BookmarkSubscribeRSS Feed
🔒 This topic is solved and locked. Need further help from the community? Please sign in and ask a new question.
AlexPaezSilva
Fluorite | Level 6

Hello Everyone, 

 

I am new to modelling and have the following bit of code. 

Predictor: V_ASIAN (Race)

Outcome: SC_ETHRACE_AM (discrimination)

Controls: Age5 (Age groups), Sex, Edu_Level (5 groups), Region (5 groups), LFS (labour force status 3 groups)

Parametrization: I'm using dummy coding with specific reference groups listed

Purpose: To see what the effect of reporting a given racialized group (3 groups) will have on the reported perceived discrimination (YES, NO - dichotomous) while controlling for age, sex, education level, region and labour force status (See above).

 

Output: At the moment the basic output that PROC LOGISTIC is spitting out are the odds ratio for each pair combination. In Stata there is a statement ('margin') that will allow for an estimated proportion given the model. So that instead of saying a given Racialized group has 10x the odds of being discriminated against compared to the reference category, I can say what the adjusted proportion of discrimination for a given racialized group would be while having controlled for several characteristics. 

 

Prep: I've removed non-response for predictors, outcome and control variables and I need to use normalized survey weights. 

 

Question: Is there a transformation technique/statement that would provide me the estimated proportions (see above) + the standard error + Confidence intervals + Pvalues? In STATA this is easily done with the "MARGIN" statement. 

 

Thank you all so much!

 

 

proc logistic data=work.V2 ;
CLASS V_ASIAN (ref='3') AGE5(ref='3') SEX(ref='1') 
EDU_LEVEL(ref='4') REGION (ref='3') LFS (REF='1') /param=ref ;	
model SC_ETHRACE_AM = V_ASIAN age5 sex edu_level region lfs; 
weight wght_per / norm;
run;

 

 

1 ACCEPTED SOLUTION

Accepted Solutions
StatDave
SAS Super FREQ

First, if your weights are survey weights then you should NOT be using PROC LOGISTIC. If does not use the proper variance estimator for survey data. Use PROC SURVEYLOGISTIC instead. For either of these procedures, I strongly advise you to always use the EVENT= response variable option to specify the level of your binary response variable that represents the level whose probability you want to model (for example: model sc_ethrace_am(event="Yes")= ... ). Now, if your goal is to estimate the predicted event probability for each level of a predictor, like V_ASIAN, controlling for the other predictors then you can do that with the LSMEANS statement. The ILINK and CL options in this statement give the predicted probability estimate (in the Mean column) and a confidence interval.

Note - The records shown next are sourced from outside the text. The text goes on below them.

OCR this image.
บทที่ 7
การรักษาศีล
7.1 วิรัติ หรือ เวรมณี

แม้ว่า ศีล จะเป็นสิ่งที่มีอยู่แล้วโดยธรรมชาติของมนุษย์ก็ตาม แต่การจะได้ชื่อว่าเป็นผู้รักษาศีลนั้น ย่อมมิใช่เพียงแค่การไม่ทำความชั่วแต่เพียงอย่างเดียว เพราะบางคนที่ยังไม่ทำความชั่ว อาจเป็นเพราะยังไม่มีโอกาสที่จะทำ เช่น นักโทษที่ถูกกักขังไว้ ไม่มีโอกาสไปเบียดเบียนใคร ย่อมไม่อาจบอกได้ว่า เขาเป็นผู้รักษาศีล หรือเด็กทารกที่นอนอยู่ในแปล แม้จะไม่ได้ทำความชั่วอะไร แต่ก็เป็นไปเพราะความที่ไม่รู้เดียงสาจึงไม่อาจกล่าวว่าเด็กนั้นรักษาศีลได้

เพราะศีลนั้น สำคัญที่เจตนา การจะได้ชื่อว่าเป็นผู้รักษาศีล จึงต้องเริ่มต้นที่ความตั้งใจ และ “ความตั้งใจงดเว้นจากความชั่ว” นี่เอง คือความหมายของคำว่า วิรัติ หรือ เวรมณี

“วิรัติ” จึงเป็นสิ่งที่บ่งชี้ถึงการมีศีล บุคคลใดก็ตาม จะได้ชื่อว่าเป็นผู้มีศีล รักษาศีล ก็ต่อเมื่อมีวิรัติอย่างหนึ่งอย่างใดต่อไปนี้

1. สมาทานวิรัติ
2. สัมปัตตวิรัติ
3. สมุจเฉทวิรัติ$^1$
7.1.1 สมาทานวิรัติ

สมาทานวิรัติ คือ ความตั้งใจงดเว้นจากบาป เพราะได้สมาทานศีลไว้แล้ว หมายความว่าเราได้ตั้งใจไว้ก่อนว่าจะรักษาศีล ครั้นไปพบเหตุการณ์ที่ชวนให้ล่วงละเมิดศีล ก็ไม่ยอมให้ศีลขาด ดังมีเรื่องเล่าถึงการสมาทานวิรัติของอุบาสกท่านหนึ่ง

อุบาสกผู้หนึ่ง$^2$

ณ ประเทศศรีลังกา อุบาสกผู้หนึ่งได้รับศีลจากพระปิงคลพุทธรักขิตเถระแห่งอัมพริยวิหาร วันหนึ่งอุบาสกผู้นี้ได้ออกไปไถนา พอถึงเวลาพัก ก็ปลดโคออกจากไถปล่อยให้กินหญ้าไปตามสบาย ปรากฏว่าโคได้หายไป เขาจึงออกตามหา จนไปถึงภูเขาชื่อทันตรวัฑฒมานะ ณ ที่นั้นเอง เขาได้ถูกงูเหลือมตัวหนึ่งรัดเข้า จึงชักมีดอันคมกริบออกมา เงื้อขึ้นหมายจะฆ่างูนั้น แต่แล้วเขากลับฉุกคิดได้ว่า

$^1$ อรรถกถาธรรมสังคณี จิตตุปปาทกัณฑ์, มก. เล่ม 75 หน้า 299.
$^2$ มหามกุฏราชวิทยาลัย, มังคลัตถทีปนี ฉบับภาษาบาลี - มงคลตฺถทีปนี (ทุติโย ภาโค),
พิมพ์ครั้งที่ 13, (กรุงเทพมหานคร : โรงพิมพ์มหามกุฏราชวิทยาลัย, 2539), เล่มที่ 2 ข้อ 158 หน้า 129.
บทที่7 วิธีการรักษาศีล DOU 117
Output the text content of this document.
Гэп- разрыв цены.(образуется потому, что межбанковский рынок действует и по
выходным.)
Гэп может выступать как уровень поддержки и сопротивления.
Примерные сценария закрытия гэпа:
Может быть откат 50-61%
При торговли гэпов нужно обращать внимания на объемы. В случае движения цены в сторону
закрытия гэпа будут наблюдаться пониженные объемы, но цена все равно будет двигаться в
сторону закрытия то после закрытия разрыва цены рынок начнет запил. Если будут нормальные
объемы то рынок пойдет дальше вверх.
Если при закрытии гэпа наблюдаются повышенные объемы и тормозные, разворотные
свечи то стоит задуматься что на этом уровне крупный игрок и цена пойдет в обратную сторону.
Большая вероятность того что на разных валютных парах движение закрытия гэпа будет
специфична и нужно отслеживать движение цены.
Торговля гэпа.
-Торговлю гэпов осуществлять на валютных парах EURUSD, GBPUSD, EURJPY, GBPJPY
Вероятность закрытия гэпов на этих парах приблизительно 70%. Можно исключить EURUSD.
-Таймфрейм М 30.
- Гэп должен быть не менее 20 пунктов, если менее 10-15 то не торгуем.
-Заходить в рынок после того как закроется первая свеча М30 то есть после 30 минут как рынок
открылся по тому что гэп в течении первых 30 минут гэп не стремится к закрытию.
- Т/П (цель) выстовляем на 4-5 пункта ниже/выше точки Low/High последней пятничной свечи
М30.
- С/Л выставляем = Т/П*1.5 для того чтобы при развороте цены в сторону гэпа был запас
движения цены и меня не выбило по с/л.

lsmeans v_asian / ilink cl;

Note that LS-means are not the same as margins. In part, LS-means fix ALL of the other predictors at their means or reference levels while margins use the actual values and then averages over the predicted values. Margins can be estimated using the MARGINS macro, but that macro is not available for survey models.

View solution in original post

9 REPLIES 9
Reeza
Super User

I think you want the ODDSRATIO and/or ESTIMATE statements.

PaigeMiller
Diamond | Level 26

The PROC LOGISTIC statement OUTPUT allows you to obtain predicted values, confidence intervals for the predicted values, standard error of the predicted values. https://documentation.sas.com/doc/en/pgmsascdc/9.4_3.4/statug/statug_logistic_syntax27.htm

--
Paige Miller
StatDave
SAS Super FREQ

First, if your weights are survey weights then you should NOT be using PROC LOGISTIC. If does not use the proper variance estimator for survey data. Use PROC SURVEYLOGISTIC instead. For either of these procedures, I strongly advise you to always use the EVENT= response variable option to specify the level of your binary response variable that represents the level whose probability you want to model (for example: model sc_ethrace_am(event="Yes")= ... ). Now, if your goal is to estimate the predicted event probability for each level of a predictor, like V_ASIAN, controlling for the other predictors then you can do that with the LSMEANS statement. The ILINK and CL options in this statement give the predicted probability estimate (in the Mean column) and a confidence interval.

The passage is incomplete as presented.